Seguramente en esa decisión habrá mediado el recuerdo de su abuela Fanny, que desde la cama donde ya no se levantaría, reunió a los integrantes de la familia y les dijo: “No soy más que una vieja muriéndose muy, muy despacio”. O tal vez la del padre, que en febrero del 1938, después de meses de agonía, exhausto y ansioso por el final, le dijo: “No voy a pedirte que me pegues un balazo porque sé que no lo harás”, pero dejó de comer y de tomar los medicamentos.

Aquiles y Homero

¿Habrá pensado en ellos aquel 14 de junio de 1986? ¿Habrá pensado en Juan Dahlmann, en la mujer sin nombre que lo esperaba, en la chica de su adolescencia, en Pierre Menard, en su madre, en sus abuelos?

¿Es real el final de El Sur? ¿Dahlmann se enfrenta realmente a duelo o lo que vive es apenas el delirio autoindulgente de un hombre agonizante en un hospital? “Sintió al atravesar el umbral”, escribe Borges, “que morir en una pelea a cuchillo, a cielo abierto y acometiendo, hubiera sido una liberación para él, una felicidad y una fiesta, en la primera noche del sanatorio, cuando le clavaron la aguja. Sintió que si él, entonces, hubiera podido elegir o soñar su muerte, ésta es la muerte que hubiera elegido o soñado”.

El mundo literario en sus manos
El mundo literario en sus manos

¿Se habrá visto Borges a sí mismo de pie con un facón en la mano? ¿Habrá sentido en los pulmones el aire frío del ocaso en la pampa? ¿Se habrá visto audaz, feroz, hambriento, fatal, obsceno, exuberante: valiente? ¿Habrá elegido o soñado la muerte de Juan Dahlmann?

En 1970, Mario Mactas le preguntó a Borges por el prólogo de Discusión. “Ahora sé que cuando la escribí estaba totalmente equivocado”, respondió.
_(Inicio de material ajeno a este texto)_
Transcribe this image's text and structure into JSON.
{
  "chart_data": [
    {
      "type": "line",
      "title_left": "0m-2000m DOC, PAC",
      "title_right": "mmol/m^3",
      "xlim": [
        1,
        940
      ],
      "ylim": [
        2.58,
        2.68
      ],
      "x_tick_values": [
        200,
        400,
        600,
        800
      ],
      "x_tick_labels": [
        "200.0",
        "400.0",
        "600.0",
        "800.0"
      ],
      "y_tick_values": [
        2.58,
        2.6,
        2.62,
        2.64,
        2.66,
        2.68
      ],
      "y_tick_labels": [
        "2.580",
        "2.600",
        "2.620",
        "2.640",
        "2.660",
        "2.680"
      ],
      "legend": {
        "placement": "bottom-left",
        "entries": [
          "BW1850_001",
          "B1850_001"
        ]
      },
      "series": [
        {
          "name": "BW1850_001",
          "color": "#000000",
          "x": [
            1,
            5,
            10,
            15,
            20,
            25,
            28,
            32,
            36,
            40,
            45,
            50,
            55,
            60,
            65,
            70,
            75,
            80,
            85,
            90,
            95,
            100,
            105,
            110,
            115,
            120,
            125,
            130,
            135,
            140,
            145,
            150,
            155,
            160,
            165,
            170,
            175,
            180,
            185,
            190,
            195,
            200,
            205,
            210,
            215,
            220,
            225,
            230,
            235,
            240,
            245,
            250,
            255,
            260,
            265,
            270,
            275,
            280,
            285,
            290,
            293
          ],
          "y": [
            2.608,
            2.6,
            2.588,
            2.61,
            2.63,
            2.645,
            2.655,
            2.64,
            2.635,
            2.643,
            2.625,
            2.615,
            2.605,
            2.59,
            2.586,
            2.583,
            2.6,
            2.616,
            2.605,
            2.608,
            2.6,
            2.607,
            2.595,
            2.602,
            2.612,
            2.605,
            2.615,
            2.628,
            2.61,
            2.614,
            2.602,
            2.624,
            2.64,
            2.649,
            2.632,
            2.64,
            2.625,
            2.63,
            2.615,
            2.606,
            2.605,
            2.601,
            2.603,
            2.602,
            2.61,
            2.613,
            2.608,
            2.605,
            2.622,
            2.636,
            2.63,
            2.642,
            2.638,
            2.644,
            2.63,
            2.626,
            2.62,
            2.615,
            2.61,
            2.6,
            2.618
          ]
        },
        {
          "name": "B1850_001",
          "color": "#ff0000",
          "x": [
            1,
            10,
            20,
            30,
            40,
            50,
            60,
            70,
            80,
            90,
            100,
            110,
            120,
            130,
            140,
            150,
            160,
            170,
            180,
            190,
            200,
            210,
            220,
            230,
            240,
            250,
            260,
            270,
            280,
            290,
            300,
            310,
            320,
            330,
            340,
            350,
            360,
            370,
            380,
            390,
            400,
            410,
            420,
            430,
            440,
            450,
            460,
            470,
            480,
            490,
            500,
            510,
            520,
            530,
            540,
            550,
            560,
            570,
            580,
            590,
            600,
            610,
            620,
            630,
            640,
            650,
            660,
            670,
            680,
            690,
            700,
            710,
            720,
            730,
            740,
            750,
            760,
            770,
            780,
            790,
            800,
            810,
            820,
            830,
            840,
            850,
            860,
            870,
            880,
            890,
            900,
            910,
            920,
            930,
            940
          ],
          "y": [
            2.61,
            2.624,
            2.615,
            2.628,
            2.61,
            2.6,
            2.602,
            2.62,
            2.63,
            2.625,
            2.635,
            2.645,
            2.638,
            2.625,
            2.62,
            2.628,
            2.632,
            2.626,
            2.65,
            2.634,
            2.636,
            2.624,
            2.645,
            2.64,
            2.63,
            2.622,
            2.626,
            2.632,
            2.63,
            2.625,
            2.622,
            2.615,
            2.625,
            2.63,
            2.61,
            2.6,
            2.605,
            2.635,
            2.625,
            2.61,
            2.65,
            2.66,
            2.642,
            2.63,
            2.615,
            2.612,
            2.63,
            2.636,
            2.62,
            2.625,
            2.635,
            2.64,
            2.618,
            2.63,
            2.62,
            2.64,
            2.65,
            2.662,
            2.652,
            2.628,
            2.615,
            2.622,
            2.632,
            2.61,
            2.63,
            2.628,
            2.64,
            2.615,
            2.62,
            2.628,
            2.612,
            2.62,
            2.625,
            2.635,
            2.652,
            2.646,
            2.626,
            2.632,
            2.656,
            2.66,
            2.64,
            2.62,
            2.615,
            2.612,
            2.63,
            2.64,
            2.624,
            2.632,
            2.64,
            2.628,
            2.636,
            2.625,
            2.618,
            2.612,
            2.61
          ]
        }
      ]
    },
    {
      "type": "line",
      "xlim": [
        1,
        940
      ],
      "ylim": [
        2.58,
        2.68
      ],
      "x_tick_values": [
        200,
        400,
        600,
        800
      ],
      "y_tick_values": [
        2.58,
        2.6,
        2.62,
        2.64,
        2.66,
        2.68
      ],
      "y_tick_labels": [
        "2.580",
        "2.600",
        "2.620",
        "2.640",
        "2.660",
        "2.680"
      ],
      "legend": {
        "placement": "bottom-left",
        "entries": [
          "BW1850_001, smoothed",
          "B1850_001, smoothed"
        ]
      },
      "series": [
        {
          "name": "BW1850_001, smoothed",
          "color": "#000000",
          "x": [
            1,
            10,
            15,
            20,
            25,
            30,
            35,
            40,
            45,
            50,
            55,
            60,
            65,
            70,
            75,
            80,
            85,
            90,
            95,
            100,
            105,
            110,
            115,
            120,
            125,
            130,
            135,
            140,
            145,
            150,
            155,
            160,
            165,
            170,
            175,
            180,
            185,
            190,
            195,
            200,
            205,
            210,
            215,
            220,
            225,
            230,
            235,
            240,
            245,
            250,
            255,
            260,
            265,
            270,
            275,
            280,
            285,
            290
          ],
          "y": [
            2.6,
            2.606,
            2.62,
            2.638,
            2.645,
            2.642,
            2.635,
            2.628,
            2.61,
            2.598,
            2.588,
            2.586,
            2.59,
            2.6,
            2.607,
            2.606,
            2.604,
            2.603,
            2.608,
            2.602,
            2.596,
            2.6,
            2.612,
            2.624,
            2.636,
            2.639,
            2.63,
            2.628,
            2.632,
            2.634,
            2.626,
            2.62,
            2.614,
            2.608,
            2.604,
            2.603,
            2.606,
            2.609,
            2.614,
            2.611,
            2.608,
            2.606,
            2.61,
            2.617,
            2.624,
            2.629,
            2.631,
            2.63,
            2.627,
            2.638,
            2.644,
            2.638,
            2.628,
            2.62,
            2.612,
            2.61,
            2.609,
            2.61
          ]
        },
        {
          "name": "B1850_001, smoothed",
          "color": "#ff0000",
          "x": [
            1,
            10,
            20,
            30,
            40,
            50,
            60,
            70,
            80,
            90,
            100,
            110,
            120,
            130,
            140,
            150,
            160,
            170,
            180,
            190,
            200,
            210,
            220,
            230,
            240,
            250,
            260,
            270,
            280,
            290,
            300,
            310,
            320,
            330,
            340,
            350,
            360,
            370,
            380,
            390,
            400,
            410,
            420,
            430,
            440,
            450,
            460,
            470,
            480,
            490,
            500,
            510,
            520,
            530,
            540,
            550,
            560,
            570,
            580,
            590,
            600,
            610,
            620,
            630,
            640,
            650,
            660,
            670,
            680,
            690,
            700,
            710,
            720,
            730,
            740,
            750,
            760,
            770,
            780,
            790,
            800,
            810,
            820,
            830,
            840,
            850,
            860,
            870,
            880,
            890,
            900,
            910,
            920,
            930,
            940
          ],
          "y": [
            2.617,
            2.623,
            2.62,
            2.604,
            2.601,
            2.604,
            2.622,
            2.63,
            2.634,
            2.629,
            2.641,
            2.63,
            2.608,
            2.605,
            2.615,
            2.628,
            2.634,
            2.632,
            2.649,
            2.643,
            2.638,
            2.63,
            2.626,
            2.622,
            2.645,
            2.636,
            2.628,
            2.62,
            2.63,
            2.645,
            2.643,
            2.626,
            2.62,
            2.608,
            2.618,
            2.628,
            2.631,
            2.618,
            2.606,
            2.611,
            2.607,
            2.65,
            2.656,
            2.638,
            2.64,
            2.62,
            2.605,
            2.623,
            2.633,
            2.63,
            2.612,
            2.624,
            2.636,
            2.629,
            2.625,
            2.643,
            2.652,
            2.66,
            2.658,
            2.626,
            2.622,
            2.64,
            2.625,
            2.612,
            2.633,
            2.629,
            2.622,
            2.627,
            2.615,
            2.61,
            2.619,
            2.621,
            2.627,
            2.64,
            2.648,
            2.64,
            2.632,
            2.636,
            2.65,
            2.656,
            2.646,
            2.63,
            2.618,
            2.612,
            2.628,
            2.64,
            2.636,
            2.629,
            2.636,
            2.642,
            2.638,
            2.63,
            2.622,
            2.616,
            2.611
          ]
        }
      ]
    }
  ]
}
Y continuó:

—Ahora creo que la vida de un hombre de acción no puede tener tanto interés como la vida de un hombre sedentario que piensa sobre ella. He ido llegando a esa conclusión. Estoy seguro que la vida de Homero fue mucho más rica que la de Ulises o la de Aquiles, porque aquéllos hicieron las cosas y Homero las recreó y seguramente les dio grandeza y belleza. De modo que cuando yo escribí eso estaba en un error. La vida no puede faltarle a nadie, porque ¿qué otra cosa tenemos sino la vida? En cuanto a la muerte, estuve cerca de ella en varias oportunidades y todo fue desagradable pero no muy interesante. Ni siquiera me interesó pensar qué podía ocurrir después. Si hay otra vida, pensé, lo sabré, sabré qué sucedió. Si no la hay, bueno, habré sido aniquilado.